Hogs
Price action: December lean hog futures climbed 95 cents to $80.625 and settled near session high.
Fundamental analysis: December lean hogs scored a contract high today as futures continue to be supported by contra-seasonal strength in the cash market. Lean hog futures continue to march higher in an impressive show of strength, supported today by strong wholesale pork prices. After rising over $8.00 on Friday, bellies continued another $4.09 higher today, leading cutout as a whole $4.05 higher to $102.99, which would be the highest quote since Aug. 5 if gains are sustained this afternoon. All cuts except ribs were higher this morning. Movement at midsession totaled 137.92 loads and has slowed the past few days, but prices have not yet reflected a slowdown in demand. Traders will keep a close eye on the wholesale market, as cutout has been leading the cash market higher the past few weeks. The CME lean hog index is up another 22 cents as of $85.43 as of Oct. 24 and the preliminary calculation puts the index another 12 cents higher to $85.55 tomorrow. December futures continue to shrink the discount held to the index as traders are becoming more optimistic about the medium-term outlook for hogs.
Technical analysis: December lean hog futures scored a fresh contract high and closed near session highs as bulls maintain full control of the near-term technical advantage. Initial resistance stems from today’s high of $80.825, which is reinforced by resistance at $82.00. Bulls are seeking to keep prices above support at $80.225, which is reinforced by the 10-day moving average at $78.75.
What to do: Get current with feed coverage. Carry all production risk in the cash market for now.

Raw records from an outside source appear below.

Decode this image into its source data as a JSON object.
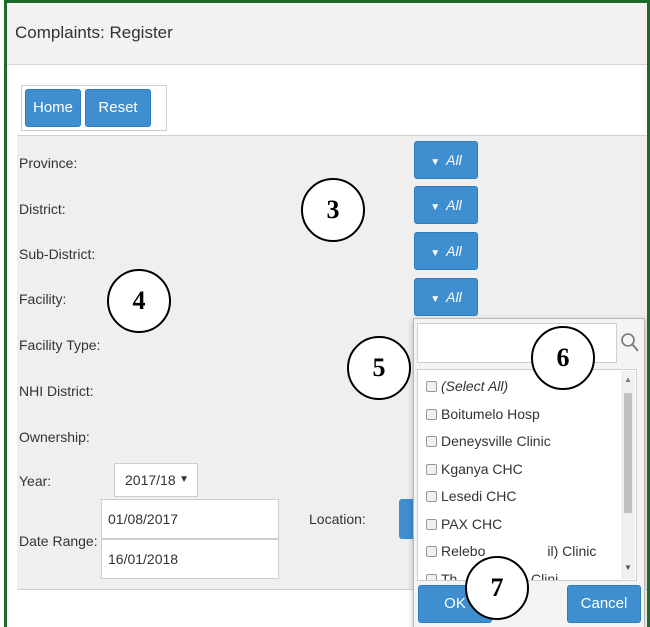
{
  "window": {
    "title": "Complaints: Register"
  },
  "toolbar": {
    "home_label": "Home",
    "reset_label": "Reset"
  },
  "filters": {
    "province_label": "Province:",
    "district_label": "District:",
    "subdistrict_label": "Sub-District:",
    "facility_label": "Facility:",
    "facility_type_label": "Facility Type:",
    "nhi_district_label": "NHI District:",
    "ownership_label": "Ownership:",
    "year_label": "Year:",
    "year_value": "2017/18",
    "date_range_label": "Date Range:",
    "date_from": "01/08/2017",
    "date_to": "16/01/2018",
    "location_label": "Location:",
    "filter_all_label": "All",
    "filter_icon": "funnel-icon"
  },
  "annotations": {
    "n3": "3",
    "n4": "4",
    "n5": "5",
    "n6": "6",
    "n7": "7"
  },
  "dropdown": {
    "search_placeholder": "",
    "items": [
      "(Select All)",
      "Boitumelo Hosp",
      "Deneysville Clinic",
      "Kganya CHC",
      "Lesedi CHC",
      "PAX CHC",
      "Relebo",
      "il) Clinic",
      "Th",
      "l) Clini"
    ],
    "ok_label": "OK",
    "cancel_label": "Cancel"
  },
  "colors": {
    "accent": "#3e8ed0",
    "frame": "#1f6a2b",
    "panel": "#efefef"
  }
}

Hedgers: Carry all risk in the cash market for now.
Feed needs: You should also have all corn-for-feed and soymeal needs covered in the cash market through November.
Cattle
Price action: December live cattle rose 12 1/2 cents to $189.275, near the session high and closed at the highest closing level since last March. November feeder cattle gained 62 1/2 cents to $249.20 and nearer the daily high.
Fundamental analysis: Bullish technicals and cash cattle market fundamentals continue to drive the cattle futures prices north. Feeder cattle futures are also seeing better buying interest amid the recent sell off in corn futures prices.
Last week’s cash cattle trading average was up $2.44 at $190.05, the seventh straight weekly gain and the highest average level since early August. We look for cash cattle trade later this week to come in at least steady as beef packer margins remain solidly in the black. Today’s noon report showed wholesale boxed beef prices mixed, with Choice grade up $2.37 at $324.61 and Select grade down 66 cents at $294.42. The Choice-Select spread widened out to $30.19, implying still-tight supplies of market-ready cattle in the feedlots. Movement at midday was modest at 44 loads.
USDA last Friday afternoon estimated there were 11.600 million head of cattle in large feedlots (1,000-plus head) as of Oct. 1, virtually unchanged from last year. Placements were down 1.9%, while marketings rose 2.0% from year-ago levels in September. The feedlot inventory and placements numbers were just a little higher than the average pre-report trade guesses, but the report was overall neutral. Meantime, USDA’s Cold Storage Report showed beef stocks totaled 413.8 million lbs. at the end of September, up 25.2 million lbs. The five-year average was a 15.1-million-lb. increase for the month. Beef inventories declined 7.1 million lbs. (1.7%) from year-ago and were 49.9 million lbs. (10.8%) below the five-year average.
Technical analysis: The live and feeder cattle futures bulls have the firm overall near-term technical advantage. Prices are in seven-week-old price uptrends on the daily bar charts. The next upside price objective for the live cattle bulls is to close December futures above solid resistance at the July high of $190.075. The next downside technical objective for the bears is closing prices below solid technical support at $185.20. First resistance is seen at last week’s high of $189.50 and then at $190.075. First support is seen at $187.60 and then at last week’s low of $186.525.
The next upside price objective for the feeder bulls is to close November futures prices above technical resistance at the October high of $251.25. The next downside price objective for the bears is to close prices below solid technical support at $244.00. First resistance is seen at last week’s high of $249.40 and then at $250.00. First support is seen at $247.00 and then at last week’s low of $246.10.
What to do: Get current with feed coverage. Carry all production risk in the cash market for now.
Hedgers: Carry all production risk in the cash market for now.
Feed needs: You should also have all corn-for-feed and soymeal needs covered in the cash market through November.